The beginning of April means two things: spring weather and baseball season. It is a journey of 162 games which will consume over a third of the calendar year. Yet, as excited as I am to watch baseball again, I am more excited to see a baseball game live at a stadium. It could be the worst team or the best team, it doesn’t matter. What matters is the experience.
Imagine this scenario: The game is about to start and you know you’ll be at that stadium for three hours, so you stock up on food – and sometimes restock during the game. You grab a hotdog, some peanuts or cracker jacks (usually both), and a beer – all in the stadium. It costs you about $30, but you don’t care. You’re comfortable and well fed at a baseball game, and those things are essential for your personal nirvana.

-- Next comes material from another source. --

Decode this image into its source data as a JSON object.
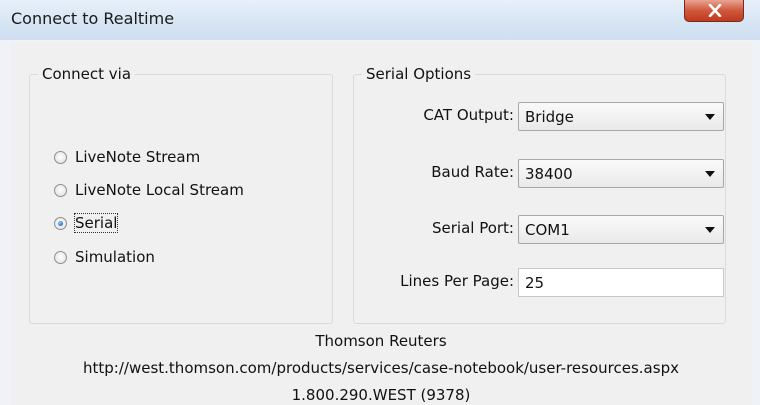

So as I retired my baseball hat for a Fulham scarf last week and settled down at Craven Cottage for the Fulham v Wigan game, I was completely unprepared [from a food consumption point of view] for my first Premier League experience. I looked in every direction, but I saw no one eating. I knew there was food; I saw concession stands on the way in. Concession stands with pies and sausages and beer and tons of other glorious foods. I couldn’t understand why no one was cramming their face.
I decided to get a sausage roll to ease my own personal famine. That was when I understood why no one was eating. Stadium food back home isn’t exactly gourmet, but I have never tasted food at a sporting event this foul. Later I was told that all stadium food is like this, so I couldn’t solely blame Fulham. Finally, to add insult to injury, I wasn’t even allowed to bring my beer back to my seat. I was completely defeated.
It then occurred to me that terrible stadium food was not necessarily a bad thing. My train of thought is probably why America suffers from the highest obesity rates in the world. Our obsession with trans-fats and sugary soda’s has worked its way into sports spectatorship and is helping make Americans fatter. We could do with some terrible food to deter us from eating.
Not needing to eat also means less trips to the food stand and bathrooms, meaning a fan will appreciate the game more. Here people would rather engorge themselves before a match, rather than miss a moment of football.
Maybe one day American stadia culture will change. Perhaps sometime in the near future, fans will even go an entire game without fighting the urge to eat overpriced, unhealthy food.
However, until then I’ll take an $8.00 beer and a $4.50 hotdog any day.